“Gender pay gap”: donne laureate guadagnano sempre meno dei maschi

Il mondo femminile con voti e titoli più alti percepisce il 58% di quello degli uomini, mentre la media europea si aggira sul 17%.

Roma – Sei donna e pure laureata? Allora guadagni meno della metà dei colleghi maschi! E’ un tasto dolente della nostra struttura sociale: le donne laureate percepiscono retribuzioni equivalenti a meno della metà dei colleghi maschi. A confermare questo dato, il recente rapporto dell’OCSE (Organizzazione per la Cooperazione e lo Sviluppo Economico), in cui emerge un elevato “gender pay gap”. Eppure le laureate sono in numero maggiore dei maschi e con voti superiori, percepiscono il 58% di quello maschile, mentre la media europea si aggira sul 17%. Una differenza notevole che rappresenta un record, di cui avremmo fatto volentieri a meno.

Oltre ad ottenere valutazioni più alte, le donne hanno il 28% in meno di probabilità di ripetere un anno scolastico. Inoltre, riescono maggiormente a terminare con ottimi risultati i programmi scolastici e universitari. Eppure, malgrado questi requisiti, per le donne il mercato del lavoro continua ad essere una corsa ad ostacoli. Oltre alla disparità di genere, ne esiste un’altra altrettanto subdola quella, economica. I bambini delle famiglie a basso reddito, nei fatti hanno un fardello costituito dal 16% in meno di probabilità di iscriversi all’istruzione primaria e all’assistenza della prima infanzia prima dei 3 anni. Se ne deduce che nell’istruzione primaria e secondaria, coloro che hanno un retroterra socioeconomico sfavorevole, producono risultati negativi. Un’altra peculiarità, una sorta di nostro… fiore all’occhiello, è costituita dalla dispersione scolastica, un fenomeno atavico e annoso per il Belpaese. Malgrado il calo del 6% rispetto al 2016, si resta sempre abbarbicati al… primato. Nella fascia di età tra i 25 e 34 anni, la quota è del 20%, mentre negli altri Paesi è del 14%. Secondo gli autori del report, la criticità maggiore è che la famiglia originaria ha un peso notevole sul successo a scuola e nel lavoro. Essere “figlio di”, conta eccome in questo disgraziato Paese!

Quasi il 70% dei 25-64enni con almeno un genitore laureato, porta a termini studi similari.

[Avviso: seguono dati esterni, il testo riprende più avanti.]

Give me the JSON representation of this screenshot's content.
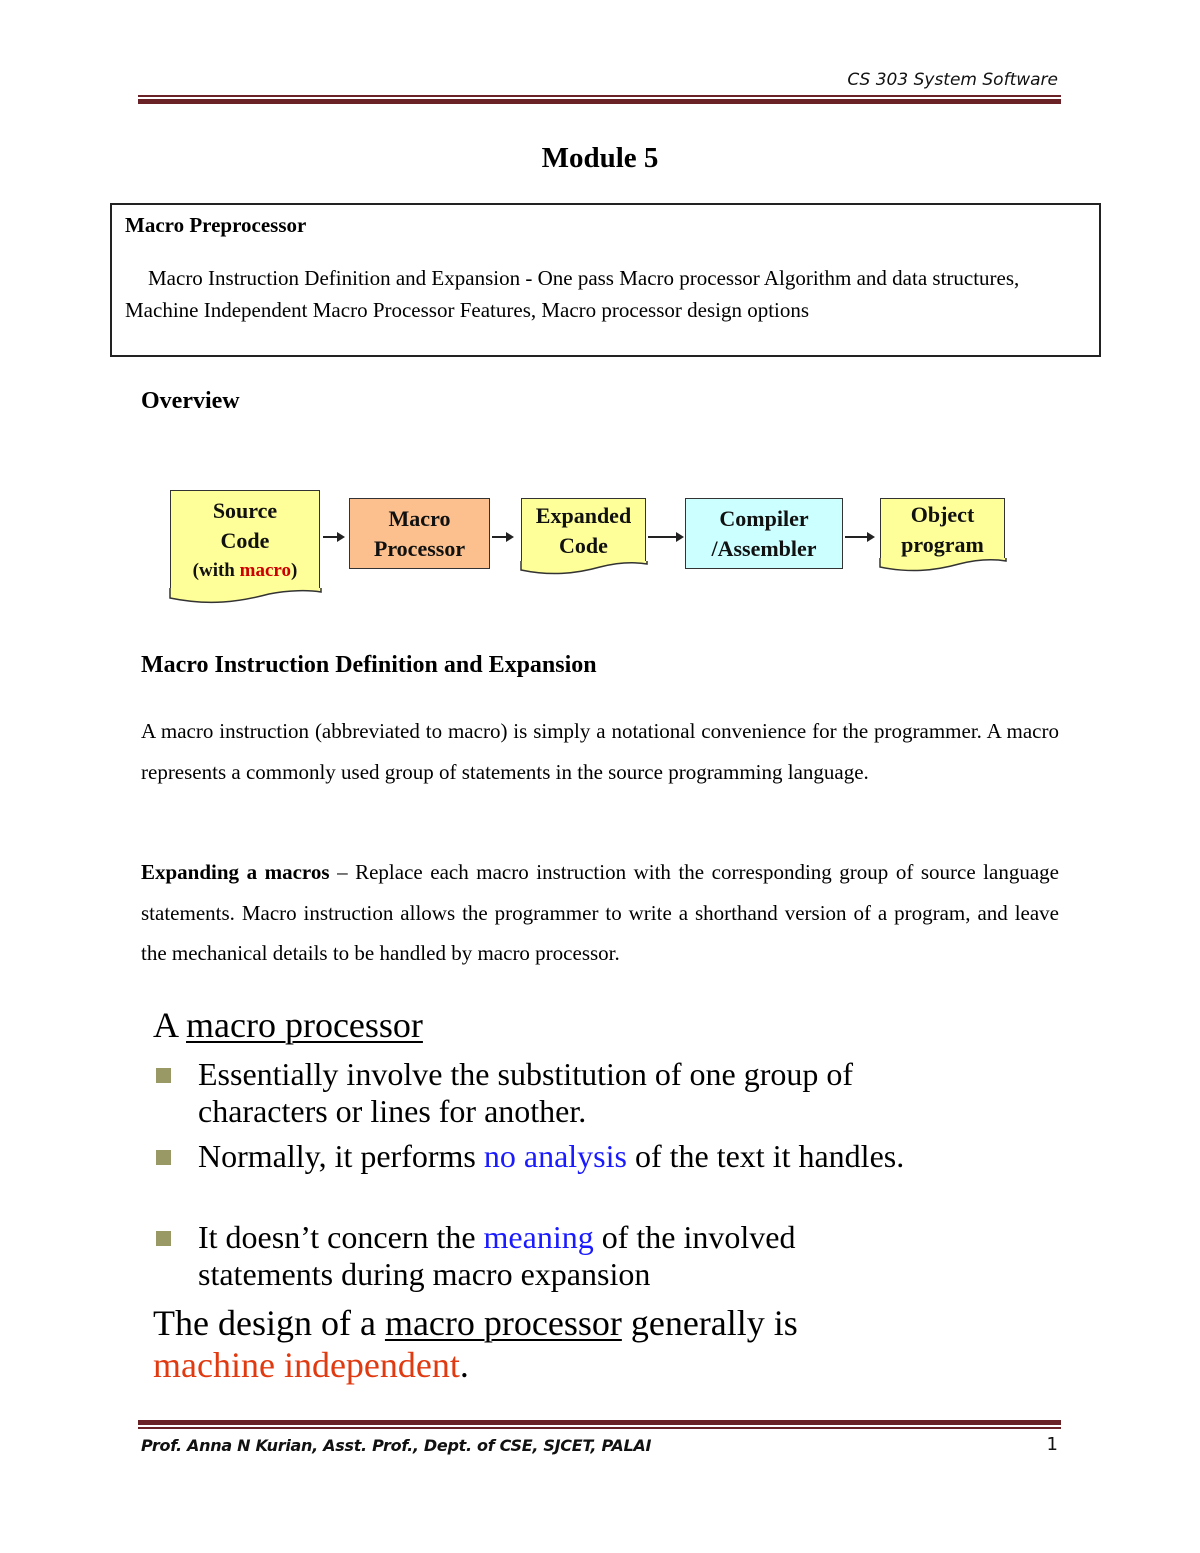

Stranezza dei numeri o della realtà, il 37% degli adulti con genitori senza un titolo di studio secondario superiore, segue la… tradizione e non consegue alcun titolo di studio secondario superiore. Un risultato positivo, comunque, l’Italia l’ha ottenuto: è diminuita la percentuale di NEET. Un acronimo divenuto noto, nonché famigerato. Ovvero: Not in Education, Employment or Training. E’ un Indicatore atto a individuare la quota di popolazione di età compresa tra i 15 e i 29 anni che non è né occupata né inserita in un percorso di istruzione o di formazione. Ebbene nel 2016 era del 32%, nel 2023 del 21%. Un bel taglio, non c’è che dire. In dettaglio, la quota di ragazzi di questa fascia d’età senza un titolo di studio secondario superiore si è abbassata al 6% dal 2016 arrivando al 20% del 2023. Nonostante questo percorso, resta al di sopra della media OCSE, il 14%. Il tratto negativo caratteristico delle istituzioni politiche italiane è rappresentato dal fatto che l’istruzione viene considerata marginale e vista alla stregua di un accessorio. In Italia, infatti, si investe poco, in maniera farraginosa e senza avere una “vision” che possa indirizzare una serie programmazione.

La media di investimenti nei Paesi OCSE è del 4,9%, la nostra del 4,0%. In pratica, la quota del PIL (Prodotto Interno Lordo) investita per l’istruzione (dalla scuola primaria all’Università), è stata stabile (5%) nel periodo tra il 2015 al 2021 tra i Paesi membri. Nel nostro, pur essendo la quota di PIL restata costante (4%), ha applicato la “politica del gambero”, nel senso che la spesa più sostanziosa è stata fatta per le elementari, per poi andare in retromarcia, abbassandola alle medie inferiori e superiori per poi sparire, o quasi, all’Università. Una società che crea discriminazioni di genere o di classe, senza premiare il merito, è destinata a perire!